If you appear to be over the median, you may still be able to avoid the means test.  Depending on what type of earnings you have.  Not all sources of money count as income for calculating gross earnings.  For example, under the Bankruptcy Code certain income, primarily social security, is excluded from your gross income for the purposes of the means test.  This exclusion will often bring a debtor’s gross earnings below the state median, thus avoiding the means test.  In addition, because the bankruptcy code focuses on “regular income”, some irregular earnings may not count as “gross income”.


Finally, even if you must take the means test, it is still quite possible that you will qualify for Chapter 7.  Very often, high-income debtors have high allowable expenses, including mortgage payments, vehicle payments, etc., that will offset their earnings.  Although the means test is complex and must be handled carefully, it is not at all unusual for high-income debtors to pass the test.  However, failing to list income of any kind can lead to unpleasant consequences.  Attention to detail is the name of the game.

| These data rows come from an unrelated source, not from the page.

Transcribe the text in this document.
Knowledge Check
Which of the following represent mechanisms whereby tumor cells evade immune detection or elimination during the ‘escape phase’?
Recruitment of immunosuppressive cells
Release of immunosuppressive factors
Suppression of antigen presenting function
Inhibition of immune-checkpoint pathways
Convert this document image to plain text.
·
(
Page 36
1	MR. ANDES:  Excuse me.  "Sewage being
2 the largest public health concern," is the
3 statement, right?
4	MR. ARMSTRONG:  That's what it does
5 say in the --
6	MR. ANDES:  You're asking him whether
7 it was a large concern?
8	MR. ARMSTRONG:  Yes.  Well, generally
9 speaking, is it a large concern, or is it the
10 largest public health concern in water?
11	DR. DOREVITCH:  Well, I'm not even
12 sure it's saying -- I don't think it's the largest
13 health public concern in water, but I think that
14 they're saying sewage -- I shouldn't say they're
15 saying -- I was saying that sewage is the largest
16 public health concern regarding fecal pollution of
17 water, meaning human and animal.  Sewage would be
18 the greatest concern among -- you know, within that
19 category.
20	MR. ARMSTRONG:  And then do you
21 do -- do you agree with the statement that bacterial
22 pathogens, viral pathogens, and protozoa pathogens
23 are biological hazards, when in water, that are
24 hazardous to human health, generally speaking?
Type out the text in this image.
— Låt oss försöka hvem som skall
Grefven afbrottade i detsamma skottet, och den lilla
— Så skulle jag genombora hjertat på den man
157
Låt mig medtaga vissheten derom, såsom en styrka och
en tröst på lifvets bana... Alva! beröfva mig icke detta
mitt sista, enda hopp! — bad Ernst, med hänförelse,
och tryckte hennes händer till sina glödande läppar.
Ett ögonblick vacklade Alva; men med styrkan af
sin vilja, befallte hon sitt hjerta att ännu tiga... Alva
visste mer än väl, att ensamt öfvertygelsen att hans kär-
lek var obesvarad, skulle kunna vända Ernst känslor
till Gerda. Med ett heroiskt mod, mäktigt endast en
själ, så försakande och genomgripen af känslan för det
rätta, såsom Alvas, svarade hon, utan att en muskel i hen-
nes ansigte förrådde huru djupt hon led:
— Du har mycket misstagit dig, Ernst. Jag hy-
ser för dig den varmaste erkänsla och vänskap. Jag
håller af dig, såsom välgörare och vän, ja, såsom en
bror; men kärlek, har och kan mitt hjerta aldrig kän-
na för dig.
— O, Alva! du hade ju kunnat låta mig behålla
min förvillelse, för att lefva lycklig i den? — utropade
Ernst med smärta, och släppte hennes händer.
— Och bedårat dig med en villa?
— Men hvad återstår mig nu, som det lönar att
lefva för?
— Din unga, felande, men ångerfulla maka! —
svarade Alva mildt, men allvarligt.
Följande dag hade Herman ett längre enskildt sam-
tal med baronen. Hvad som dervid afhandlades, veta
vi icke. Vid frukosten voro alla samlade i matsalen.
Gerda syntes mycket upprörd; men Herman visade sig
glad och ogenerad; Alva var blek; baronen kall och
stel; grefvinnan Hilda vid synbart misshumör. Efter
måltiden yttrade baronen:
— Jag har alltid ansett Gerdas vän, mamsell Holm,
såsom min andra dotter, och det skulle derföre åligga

We have spent most of this blog discussing the initial qualification for Chapter 7.  However, it is important to note that even if you pass or avoid the means test, you do not automatically get to file under Chapter 7.  You must meet all other requirements, including a showing that after expenses, you have no significant disposable income to pay your creditors.  In addition, there may be a reason for choosing Chapter 13, such as saving a house from foreclosure or a car from repossession.  In some cases, a non-bankruptcy solution such as debt negotiation may be available.